One area where I would appreciate further discussion is the one-active-principal constraint. While I understand the motivation from an account segregation and regulatory perspective, I wonder how this model would accommodate institutional use cases where a regulated portfolio manager, robo-advisor, or AI investment service acts on behalf of multiple principals under separate mandates. Is the expectation that such operators deploy a dedicated agent identity per principal, or is there a future path for supporting multiple principals while preserving segregation guarantees?

Regarding the open topics, I tend to favor the principal-custodied model as the default for regulated RWAs. It aligns naturally with investor registries, beneficial ownership reporting, and existing compliance workflows. However, I can also see the value of keeping the standard agnostic, particularly for higher-frequency strategies where agent-controlled custody may be operationally preferable. If the standard remains agnostic, it may be useful to define a canonical way for integrators to determine the principal, agent, legal owner, and beneficial owner associated with a transaction so that custodians, issuers, and compliance providers can interpret ownership consistently.

Overall, I think the proposal fills an important gap. Existing standards address identity, compliance, and tokenization independently, but there is currently no standardized way to express and verify delegated authority for AI agents interacting with regulated assets. RAMS appears well positioned to address that missing layer.

@yehia67 thanks, two points worth tightening.
One active principal: it’s one mandate per (agent, principal) pair, not per agent.
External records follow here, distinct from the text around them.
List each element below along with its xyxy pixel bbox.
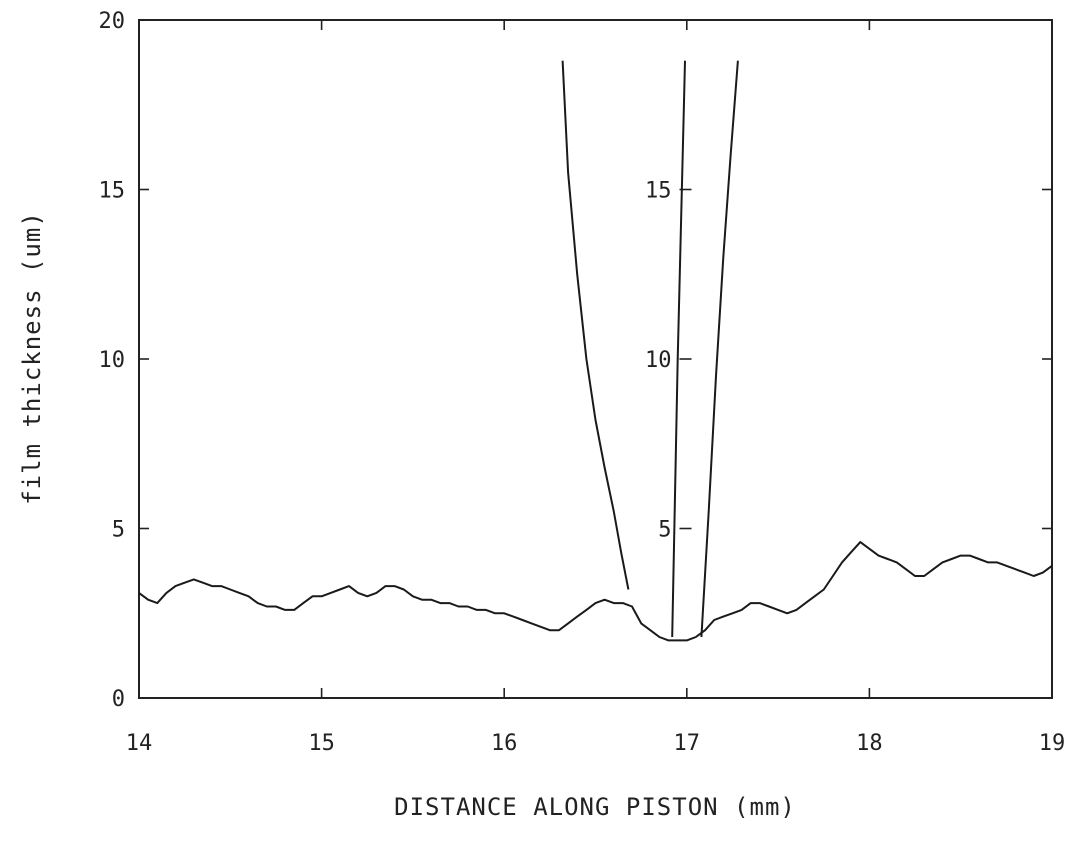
y-tick-label: 10: [99, 348, 126, 373]
inset-series-line-3: [700, 60, 739, 638]
inset-y-tick-label: 5: [658, 518, 671, 543]
y-axis-ticks: 0 5 10 15 20: [99, 9, 1052, 712]
x-tick-label: 17: [674, 731, 701, 756]
y-tick-label: 0: [112, 687, 125, 712]
inset-y-tick-label: 15: [645, 179, 672, 204]
x-axis-ticks: 14 15 16 17 18 19: [126, 20, 1066, 756]
x-axis-title: DISTANCE ALONG PISTON (mm): [394, 793, 796, 821]
x-tick-label: 14: [126, 731, 153, 756]
series-layer: [138, 60, 1053, 642]
x-tick-label: 19: [1039, 731, 1066, 756]
x-tick-label: 16: [491, 731, 518, 756]
x-tick-label: 18: [856, 731, 883, 756]
plot-frame: [138, 19, 1053, 699]
y-axis-title: film thickness (um): [18, 211, 46, 505]
y-tick-label: 20: [99, 9, 126, 34]
inset-axis: 5 10 15: [645, 179, 692, 543]
inset-series-line-1: [561, 60, 630, 590]
inset-series-line-2: [671, 60, 686, 638]
y-tick-label: 5: [112, 518, 125, 543]
y-tick-label: 15: [99, 179, 126, 204]
series-line-1: [138, 541, 1053, 642]
x-tick-label: 15: [308, 731, 335, 756]
inset-y-tick-label: 10: [645, 348, 672, 373]
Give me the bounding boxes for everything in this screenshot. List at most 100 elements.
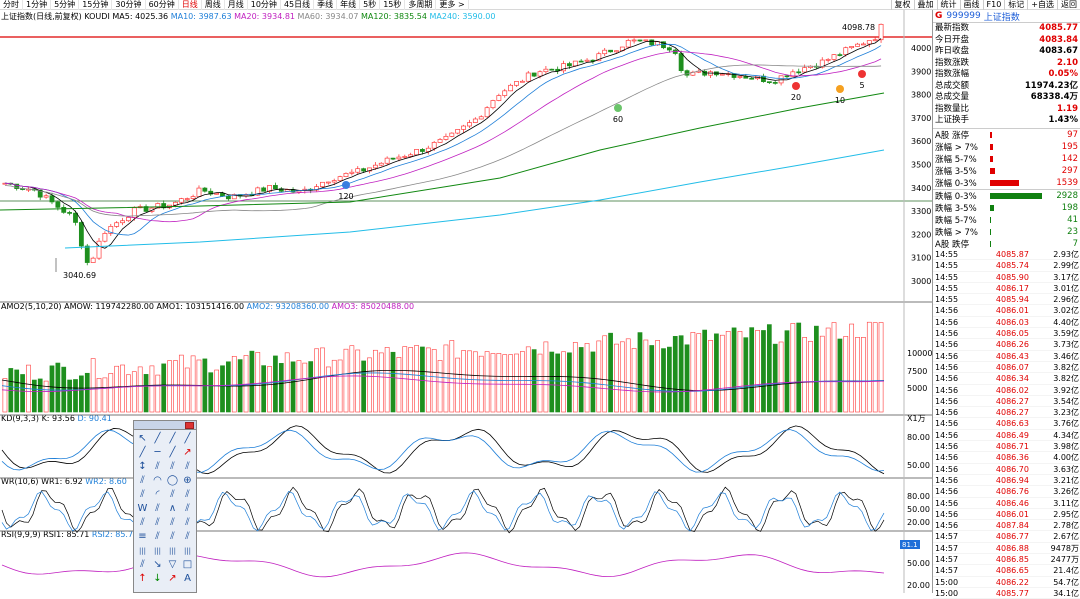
period-tab[interactable]: 日线 xyxy=(179,0,202,10)
fan-icon[interactable]: ⫽ xyxy=(185,531,190,542)
cycle-icon[interactable]: ||| xyxy=(153,547,162,555)
channel-icon[interactable]: ⫽ xyxy=(140,475,145,486)
down-arrow-icon[interactable]: ↓ xyxy=(153,573,162,584)
vline-icon[interactable]: ↕ xyxy=(138,461,147,472)
candle-body xyxy=(343,173,349,177)
tick-list[interactable]: 14:55 4085.87 2.93亿 14:55 4085.74 2.99亿 14:55 4… xyxy=(933,249,1080,599)
volume-bar xyxy=(184,367,190,413)
candle-body xyxy=(225,195,231,200)
up-arrow-icon[interactable]: ↑ xyxy=(138,573,147,584)
channel-icon[interactable]: ⫽ xyxy=(170,461,175,472)
period-tab[interactable]: 15秒 xyxy=(380,0,406,10)
channel-icon[interactable]: ⫽ xyxy=(185,503,190,514)
period-tab[interactable]: 季线 xyxy=(314,0,338,10)
hline-icon[interactable]: ─ xyxy=(154,447,161,458)
channel-icon[interactable]: ⫽ xyxy=(185,489,190,500)
text-icon[interactable]: A xyxy=(184,573,191,584)
tick-amount: 3.54亿 xyxy=(1053,396,1079,406)
cycle-icon[interactable]: ||| xyxy=(183,547,192,555)
circle-icon[interactable]: ◯ xyxy=(166,475,179,486)
period-tab[interactable]: 更多 > xyxy=(436,0,469,10)
tick-row: 14:56 4086.02 3.92亿 xyxy=(933,385,1080,396)
toolbar-button[interactable]: 统计 xyxy=(936,0,960,10)
arc-icon[interactable]: ◜ xyxy=(155,489,160,500)
channel-icon[interactable]: ⫽ xyxy=(140,489,145,500)
period-tab[interactable]: 周线 xyxy=(202,0,225,10)
toolbar-button[interactable]: 标记 xyxy=(1004,0,1027,10)
period-tab[interactable]: 月线 xyxy=(225,0,248,10)
ma120-value: MA120: 3835.54 xyxy=(360,12,427,21)
candle-body xyxy=(861,43,866,46)
period-tab[interactable]: 45日线 xyxy=(281,0,315,10)
period-tab[interactable]: 30分钟 xyxy=(112,0,146,10)
period-tab[interactable]: 60分钟 xyxy=(146,0,179,10)
period-tab[interactable]: 1分钟 xyxy=(23,0,52,10)
volume-bar xyxy=(608,332,613,413)
rect-icon[interactable]: □ xyxy=(182,559,193,570)
channel-icon[interactable]: ⫽ xyxy=(155,461,160,472)
line-icon[interactable]: ╱ xyxy=(154,433,161,444)
period-tab[interactable]: 5秒 xyxy=(360,0,381,10)
tick-price: 4086.43 xyxy=(995,351,1029,361)
arrow-line-icon[interactable]: ↗ xyxy=(183,447,192,458)
fan-icon[interactable]: ⫽ xyxy=(155,531,160,542)
toolbar-button[interactable]: F10 xyxy=(982,0,1005,10)
cross-icon[interactable]: ⊕ xyxy=(183,475,192,486)
stat-value: 2.10 xyxy=(1057,57,1078,68)
fan-icon[interactable]: ⫽ xyxy=(185,517,190,528)
peak-icon[interactable]: ∧ xyxy=(168,503,177,514)
fan-icon[interactable]: ⫽ xyxy=(140,517,145,528)
ma5-value: MA5: 4025.36 xyxy=(112,12,169,21)
wave-icon[interactable]: W xyxy=(137,503,148,514)
candle-body xyxy=(355,168,361,173)
arc-icon[interactable]: ◠ xyxy=(153,475,162,486)
gann-icon[interactable]: ⫽ xyxy=(140,559,145,570)
tick-row: 15:00 4086.22 54.7亿 xyxy=(933,577,1080,588)
channel-icon[interactable]: ⫽ xyxy=(155,503,160,514)
toolbar-button[interactable]: 画线 xyxy=(959,0,983,10)
period-tab[interactable]: 10分钟 xyxy=(248,0,281,10)
fan-icon[interactable]: ⫽ xyxy=(170,517,175,528)
channel-icon[interactable]: ⫽ xyxy=(185,461,190,472)
drawing-toolbox[interactable]: ↖ ╱ ╱ ╱ ╱ ─ ╱ ↗ ↕ ⫽ ⫽ ⫽ ⫽ ◠ ◯ ⊕ ⫽ ◜ ⫽ ⫽ W ⫽ ∧ ⫽ ⫽ ⫽ ⫽ ⫽ ≡ ⫽ ⫽ ⫽ ||| ||| ||… xyxy=(133,420,197,593)
cycle-icon[interactable]: ||| xyxy=(168,547,177,555)
triangle-icon[interactable]: ▽ xyxy=(168,559,177,570)
channel-icon[interactable]: ⫽ xyxy=(170,489,175,500)
fib-icon[interactable]: ≡ xyxy=(138,531,147,542)
volume-bar xyxy=(425,347,431,413)
fan-icon[interactable]: ⫽ xyxy=(155,517,160,528)
period-tab[interactable]: 15分钟 xyxy=(79,0,113,10)
toolbar-button[interactable]: 复权 xyxy=(890,0,914,10)
tick-price: 4086.94 xyxy=(995,475,1029,485)
volume-bar xyxy=(861,337,866,413)
stat-label: 指数涨幅 xyxy=(935,69,970,79)
volume-bar xyxy=(643,339,649,413)
period-tab[interactable]: 多周期 xyxy=(405,0,437,10)
ray-icon[interactable]: ╱ xyxy=(169,447,176,458)
candle-body xyxy=(155,203,161,209)
drawing-toolbox-titlebar[interactable] xyxy=(134,421,196,430)
candle-body xyxy=(449,132,455,137)
close-icon[interactable] xyxy=(185,422,194,429)
line-icon[interactable]: ╱ xyxy=(169,433,176,444)
down-arrow-icon[interactable]: ↘ xyxy=(153,559,162,570)
candle-body xyxy=(531,72,537,77)
tick-time: 15:00 xyxy=(935,588,959,598)
tick-time: 14:57 xyxy=(935,543,959,553)
pointer-icon[interactable]: ↖ xyxy=(138,433,147,444)
volume-bar xyxy=(114,365,120,413)
tick-amount: 3.98亿 xyxy=(1053,442,1079,452)
toolbar-button[interactable]: 返回 xyxy=(1057,0,1080,10)
line-icon[interactable]: ╱ xyxy=(139,447,146,458)
volume-bar xyxy=(161,363,167,413)
period-tab[interactable]: 5分钟 xyxy=(51,0,80,10)
period-tab[interactable]: 分时 xyxy=(0,0,23,10)
toolbar-button[interactable]: 叠加 xyxy=(913,0,937,10)
kline-chart[interactable]: 4098.78 3040.69 4000 3900 3800 3700 3600 3500 34… xyxy=(0,10,932,593)
line-icon[interactable]: ╱ xyxy=(184,433,191,444)
toolbar-button[interactable]: +自选 xyxy=(1027,0,1057,10)
fan-icon[interactable]: ⫽ xyxy=(170,531,175,542)
up-right-icon[interactable]: ↗ xyxy=(168,573,177,584)
period-tab[interactable]: 年线 xyxy=(337,0,361,10)
cycle-icon[interactable]: ||| xyxy=(138,547,147,555)
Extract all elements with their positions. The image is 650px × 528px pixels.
The same agent can hold N mandates from N principals concurrently, so robo-advisors and multi-client operators work natively, no dedicated agent identity per client. We’ll make that explicit in the next update.

On custody: RAMS stays custody-agnostic by design. The mandate defines authorization between agent and principal; it lets the agent act against the principal’s wallet, never take custody. Principal-custodied is the default we recommend for regulated RWAs (aligns with investor registries and beneficial-ownership reporting), but the standard doesn’t hardcode it, since custody varies by structure and resolves through the compliance model.

Canonical role resolution: RAMS resolves four on-chain roles today, agent, principal, compliance provider, and enforcer, with identityRef linking to off-chain identity via the provider. Legal vs beneficial owner is the real open part: the principal can be either depending on structure (trust company vs HNWI). We lean to extend the IComplianceProvider with optional getLegalOwner(principal, identityRef) and getBeneficialOwner(principal, identityRef), keeping IAgentMandate minimal and delegating the ownership model to the provider rather than adding opinionated fields to the mandate struct.

Does that cover your use cases? If not, what’s the scenario where resolving through the provider falls short, keen to understand where you’d want it at the mandate level.